The most significant sustainability issues for Japan are climate change (Japan's energy mix is 76% reliant on fossil fuels), human capital & labor shortage (population is declining by 0.5% per year while wages have started to rise), and gender inequality, which affects other issues such as lack of diversity and poverty. The ESG investing landscape has improved over the last 3-4 years with updates made to the corporate governance code and sustainability disclosure requirements from the Financial Services Agency. The estimated proportion of "sustainable investment" in Japan has increased steadily to c. 34% of total AUM. While new fund launches have slowed from the 2021 peak of 67, this is in line with general product trends due to outflows from retail funds in 2022.

Climate Change: Japan's energy mix is 76% reliant on fossil fuels (2019), and imports almost all fossil fuels from overseas. The government plans to reduce this to 41% fossil fuels by 2030, while increasing renewables and nuclear from 24% to 59% over the same period. The share of renewables has been increasing gradually, but resuming nuclear power generation is challenging, and the share of energy from nuclear has not risen. The national GHG emissions target is a 46% reduction in 2030 vs 2013 and to achieve carbon neutral by 2050. For this purpose, the government has plans to raise and spend 20 trillion yen through the GX bond (transition bond), to subsidize R&D and capex related to emissions reductions. The transition bonds will be repaid using tax revenues generated through the carbon surcharge (2028-) and auctions in the emissions trading system (GX League). Though the emissions trading system is currently voluntary, our view is that it will become mandatory, and we see potential signs of this happening.

Biodiversity & Water: Around 65% of all key biodiversity areas in Japan are "Protected Areas" and the country scores well relative to other major economies on other measures of natural resource protection. It helps that the population is declining and continues to aggregate in urban areas, but biodiversity can still be damaged, even in protected areas, when economic interests are prioritized. Japan has committed to protect 30% of land and sea by 2030 (30by30) and has set out a detailed plan of objectives and indicators, but it remains unclear how "Other Effective area-based Conservation Measures" will be defined. Though water stress is not expected to be as severe as other major economies, variation in rainfall is expected to increase due to climate change, making the likelihood of regional/time-limited drought and flooding more common.

Human & Social Capital: The severe labor shortage, declining birth-rate, high dependency ratio and declining population (0.5% per year to 2030), is well understood, so here we focus on wages and inequality. The minimum wage in Japan has been increasing steadily for over 20 years though it appears to be declining due to FX effects.

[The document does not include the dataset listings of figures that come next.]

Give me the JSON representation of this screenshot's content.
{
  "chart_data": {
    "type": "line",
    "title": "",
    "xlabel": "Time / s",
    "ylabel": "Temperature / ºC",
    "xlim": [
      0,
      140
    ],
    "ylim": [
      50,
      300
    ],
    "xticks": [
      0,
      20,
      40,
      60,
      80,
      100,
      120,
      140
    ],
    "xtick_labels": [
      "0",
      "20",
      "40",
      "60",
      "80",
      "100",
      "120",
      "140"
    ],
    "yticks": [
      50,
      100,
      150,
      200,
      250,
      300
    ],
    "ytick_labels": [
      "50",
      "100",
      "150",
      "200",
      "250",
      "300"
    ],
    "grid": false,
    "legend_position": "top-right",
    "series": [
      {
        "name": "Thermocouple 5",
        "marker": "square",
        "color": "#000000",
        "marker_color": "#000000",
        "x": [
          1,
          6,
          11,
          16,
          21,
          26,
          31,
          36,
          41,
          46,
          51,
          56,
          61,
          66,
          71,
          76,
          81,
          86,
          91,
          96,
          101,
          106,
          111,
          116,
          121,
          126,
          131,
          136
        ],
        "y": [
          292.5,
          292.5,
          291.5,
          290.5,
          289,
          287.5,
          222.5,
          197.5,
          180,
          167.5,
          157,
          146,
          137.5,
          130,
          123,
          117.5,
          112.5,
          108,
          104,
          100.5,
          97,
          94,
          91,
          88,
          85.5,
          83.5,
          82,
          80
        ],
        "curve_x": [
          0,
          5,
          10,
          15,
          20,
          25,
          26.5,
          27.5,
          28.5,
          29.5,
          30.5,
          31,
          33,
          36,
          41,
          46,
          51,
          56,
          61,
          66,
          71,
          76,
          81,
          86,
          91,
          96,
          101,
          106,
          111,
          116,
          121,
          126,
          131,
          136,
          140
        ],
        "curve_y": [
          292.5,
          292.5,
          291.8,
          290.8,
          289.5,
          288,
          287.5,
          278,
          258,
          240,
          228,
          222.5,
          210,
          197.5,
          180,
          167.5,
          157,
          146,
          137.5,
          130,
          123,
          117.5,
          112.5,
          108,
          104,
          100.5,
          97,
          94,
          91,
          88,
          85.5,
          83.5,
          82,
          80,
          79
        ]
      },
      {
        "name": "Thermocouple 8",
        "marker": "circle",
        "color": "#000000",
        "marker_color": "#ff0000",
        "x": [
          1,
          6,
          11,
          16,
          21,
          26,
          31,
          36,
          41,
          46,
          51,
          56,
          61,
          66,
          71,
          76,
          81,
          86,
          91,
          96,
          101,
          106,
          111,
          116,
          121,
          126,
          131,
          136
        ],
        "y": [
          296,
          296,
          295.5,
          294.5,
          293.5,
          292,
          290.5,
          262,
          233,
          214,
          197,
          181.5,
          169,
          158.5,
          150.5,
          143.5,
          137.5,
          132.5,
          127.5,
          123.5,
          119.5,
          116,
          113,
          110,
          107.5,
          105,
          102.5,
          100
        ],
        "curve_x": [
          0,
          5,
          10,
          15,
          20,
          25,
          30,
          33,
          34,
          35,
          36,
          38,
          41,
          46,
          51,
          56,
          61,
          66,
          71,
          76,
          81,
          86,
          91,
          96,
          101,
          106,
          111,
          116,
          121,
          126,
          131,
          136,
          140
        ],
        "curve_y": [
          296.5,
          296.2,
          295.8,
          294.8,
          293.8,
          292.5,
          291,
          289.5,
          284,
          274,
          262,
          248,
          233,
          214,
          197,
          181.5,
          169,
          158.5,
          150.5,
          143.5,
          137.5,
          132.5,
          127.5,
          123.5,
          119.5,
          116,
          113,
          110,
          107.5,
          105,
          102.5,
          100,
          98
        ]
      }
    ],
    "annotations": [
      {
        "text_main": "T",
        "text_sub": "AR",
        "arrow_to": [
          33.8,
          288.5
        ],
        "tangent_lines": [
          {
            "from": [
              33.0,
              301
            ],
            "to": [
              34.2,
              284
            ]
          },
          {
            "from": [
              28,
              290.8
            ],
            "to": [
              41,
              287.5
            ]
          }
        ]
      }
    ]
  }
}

A key concern of the government over the past year has been to reverse the trend of declining real wages which has persisted for 22-months as of January 2024. We expect nominal wages to continue to rise as the labor shortage tightens. The gini index, representing the level of income inequality, is lower than the US and China, but given declining real wages, low income households' spending power has been declining. The relatively faster rise in minimum wages and the potential for average wages to increase in real-terms makes us hopeful that inequality and poverty will decrease. Gender inequality is also very much in focus, with the Financial Services Agency requiring disclosure of the gender wage gap in annual filings, and many investors engaging with corporates on this issue. Women spend around 15% of their day (24hrs) on unpaid domestic labor, while men spend around 3%. We expect the labor shortage, investor engagement, and government policy to continue to incentivize corporates to act on this issue.